PHOTO SEAN KILPATRICK, LA PRESSE CANADIENNE

Mélanie Joly

« Nous sommes en contact avec le gouvernement de l’Inde […] Nous poursuivrons nos échanges en privé, car nous croyons qu’il est toujours mieux que les conversations diplomatiques se fassent en privé », a-t-elle déclaré avant la rencontre du Cabinet.

La menace indienne, qui a pour l’instant seulement été rapportée par le Financial Times sur la foi de sources non identifiées, avait peut-être été télégraphiée.
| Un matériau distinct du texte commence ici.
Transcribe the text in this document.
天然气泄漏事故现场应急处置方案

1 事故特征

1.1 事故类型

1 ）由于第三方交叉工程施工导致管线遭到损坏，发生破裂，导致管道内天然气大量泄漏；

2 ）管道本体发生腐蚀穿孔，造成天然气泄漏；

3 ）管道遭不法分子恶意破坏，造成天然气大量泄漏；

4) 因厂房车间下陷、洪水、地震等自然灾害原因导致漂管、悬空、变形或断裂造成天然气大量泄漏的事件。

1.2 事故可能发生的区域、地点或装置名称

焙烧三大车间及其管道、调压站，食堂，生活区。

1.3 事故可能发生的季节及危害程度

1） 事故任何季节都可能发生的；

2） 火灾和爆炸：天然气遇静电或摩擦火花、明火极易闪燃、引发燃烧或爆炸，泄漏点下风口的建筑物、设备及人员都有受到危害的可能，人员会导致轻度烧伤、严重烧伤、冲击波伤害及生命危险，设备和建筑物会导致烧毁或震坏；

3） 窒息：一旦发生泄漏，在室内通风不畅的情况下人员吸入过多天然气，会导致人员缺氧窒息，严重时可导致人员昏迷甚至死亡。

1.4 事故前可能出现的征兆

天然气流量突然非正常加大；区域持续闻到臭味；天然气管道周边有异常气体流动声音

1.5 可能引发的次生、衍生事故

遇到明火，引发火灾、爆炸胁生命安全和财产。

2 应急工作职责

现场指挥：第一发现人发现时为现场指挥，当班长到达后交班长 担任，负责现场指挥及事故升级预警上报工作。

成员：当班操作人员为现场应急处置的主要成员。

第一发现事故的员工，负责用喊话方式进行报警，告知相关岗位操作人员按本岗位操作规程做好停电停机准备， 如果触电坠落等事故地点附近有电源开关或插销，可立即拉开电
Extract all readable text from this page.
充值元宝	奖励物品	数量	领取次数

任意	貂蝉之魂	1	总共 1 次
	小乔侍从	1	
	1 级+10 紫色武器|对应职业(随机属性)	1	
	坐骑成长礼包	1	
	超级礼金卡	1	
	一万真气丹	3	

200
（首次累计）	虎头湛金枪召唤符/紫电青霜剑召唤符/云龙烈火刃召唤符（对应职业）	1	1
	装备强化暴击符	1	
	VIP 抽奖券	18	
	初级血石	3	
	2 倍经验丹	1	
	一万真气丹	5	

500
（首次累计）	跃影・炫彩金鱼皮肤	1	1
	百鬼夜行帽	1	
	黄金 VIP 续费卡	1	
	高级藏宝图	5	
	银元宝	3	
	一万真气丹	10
Car le 21 septembre dernier, un porte-parole du ministère des Affaires étrangères avait laissé entendre que le contingent canadien pourrait être amputé.

« Il devrait y avoir une parité dans la présence diplomatique », a alors plaidé Arindam Bagchi.

Le même jour, Affaires mondiales Canada annonçait que « par excès de prudence », la présence du personnel en Inde serait « ajust[ée] temporairement », des diplomates canadiens ayant été visés par des menaces sur les réseaux sociaux.

Le même ministère a refusé mardi de préciser la taille de la délégation canadienne sur le sol indien, citant des « raisons de sécurité et de considérations opérationnelles ».

L’escalade malgré tout

À son arrivée au parlement, mardi matin, Justin Trudeau est aussi tout aussi demeuré vague, en réitérant que le Canada ne cherchait pas « l’escalade » et que l’objectif demeurait de « s’engager de manière responsable et constructive avec le gouvernement indien ».

Invitée à commenter les conséquences d’un possible renvoi des deux tiers de la délégation diplomatique de l’Inde sur le milieu des affaires canadien, la ministre du Commerce international, Mary Ng, a aussi cherché à se montrer rassurante.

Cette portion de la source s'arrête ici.